The stitches in your eyelids are done with either a dissolvable or a non-dissolvable thread. The dissolvable version means that the stitches will disintegrate within ten days, whereas the non-dissolvable thread required physical removal within five days of the surgical procedure. Once the stitches are gone, you may still require paper tape to hold the incision areas together and provide the appropriate support to your eyelids.

To deal with the swelling that often appears, you can apply a cold compress. This should aid in reducing the amount of bruising and swelling. However, you should not apply any ice directly to the skin as it may cause damage. If you use ice as a compress, you should wrap it in a towel first.

There are a number of points of advice that can help speed up the recovery process including:

  • Keeping your head in a raised position for around three days after your cosmetic eyelid surgery. This can be done to aid the swelling and bruising reduction process.
  • Gently clean the eye area with plain, cool water.
  • Ensure that you use any medication or drops that the surgeon gave you exactly by the instructions given with them.
  • Avoid wearing makeup around your eyes until your surgeon or nurse says that it is ok.
  • Avoid wearing contact lenses. If you do so on a regular basis, try sticking to your glasses.
  • Until your vision is completely back to normal, you really should avoid driving.

Risks of cosmetic eyelid surgery

For the most part, cosmetic eyelid surgery is a safe procedure that is routinely performed. Despite this, there are potential side effects and complications that you should be aware of before committing yourself to undergoing the procedure.

Potential adverse effects associated with cosmetic eyelid surgery include:

  • Localised bruising, swelling and pain.
  • Either dry eyes or watery eyes. Both can last a number of weeks.
  • Heightened level of sensitivity to the natural environment, especially bright light and the wind.
  • Blurry vision, which often improves within days.
  • Scarring, although this can ease over time.

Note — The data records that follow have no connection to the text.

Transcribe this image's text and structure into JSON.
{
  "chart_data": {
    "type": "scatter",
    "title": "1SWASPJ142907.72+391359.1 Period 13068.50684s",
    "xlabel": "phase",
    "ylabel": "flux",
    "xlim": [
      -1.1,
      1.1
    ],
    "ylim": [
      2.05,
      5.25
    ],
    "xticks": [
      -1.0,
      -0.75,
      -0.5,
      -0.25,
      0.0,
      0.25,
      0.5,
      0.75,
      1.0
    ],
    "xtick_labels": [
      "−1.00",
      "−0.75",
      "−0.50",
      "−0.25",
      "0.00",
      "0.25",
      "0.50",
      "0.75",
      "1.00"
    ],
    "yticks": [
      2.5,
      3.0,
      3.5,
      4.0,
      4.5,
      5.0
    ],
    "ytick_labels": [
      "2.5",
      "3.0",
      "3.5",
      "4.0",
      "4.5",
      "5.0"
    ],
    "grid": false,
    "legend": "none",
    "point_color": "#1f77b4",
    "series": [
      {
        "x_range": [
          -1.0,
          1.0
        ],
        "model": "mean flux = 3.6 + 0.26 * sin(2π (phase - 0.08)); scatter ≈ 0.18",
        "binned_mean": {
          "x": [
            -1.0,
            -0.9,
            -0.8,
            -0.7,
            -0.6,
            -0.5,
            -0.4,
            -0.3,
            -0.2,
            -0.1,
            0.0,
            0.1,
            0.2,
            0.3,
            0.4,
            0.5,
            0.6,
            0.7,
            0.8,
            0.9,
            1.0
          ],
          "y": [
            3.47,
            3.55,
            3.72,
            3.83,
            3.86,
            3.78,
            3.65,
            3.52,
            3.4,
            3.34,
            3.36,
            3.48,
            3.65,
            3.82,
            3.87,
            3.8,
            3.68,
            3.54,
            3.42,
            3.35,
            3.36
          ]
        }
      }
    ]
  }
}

Other risks related to the cosmetic procedure are problems that are associated with the actual surgery or just after it. These are rare but may include:

  • Eyeball or muscle injury.
  • Haematoma: this is when there is some bleeding under the skin. This can vary in severity and may require an operation resolve.
  • An asymmetrical appearance of the eyes, which may require a subsequent operation.
  • Your lower eyelid may be pulled away from the eye as a result of swelling, although this is often relieved in a matter of days.
  • The new found tightness of the eyelids can hinder your ability to close your eyes, although as the skin relaxes over time, this should improve.
  • A serious complication is that bleeding may occur behind the actual eyeball. This can cause pressure to form of the optic nerve, which may result in blindness.

You should note that you are more vulnerable to suffering complications if you have issues such as heart disease or a high blood pressure. Therefore, it is vital that you disclose such information to your surgeon during your initial consultation.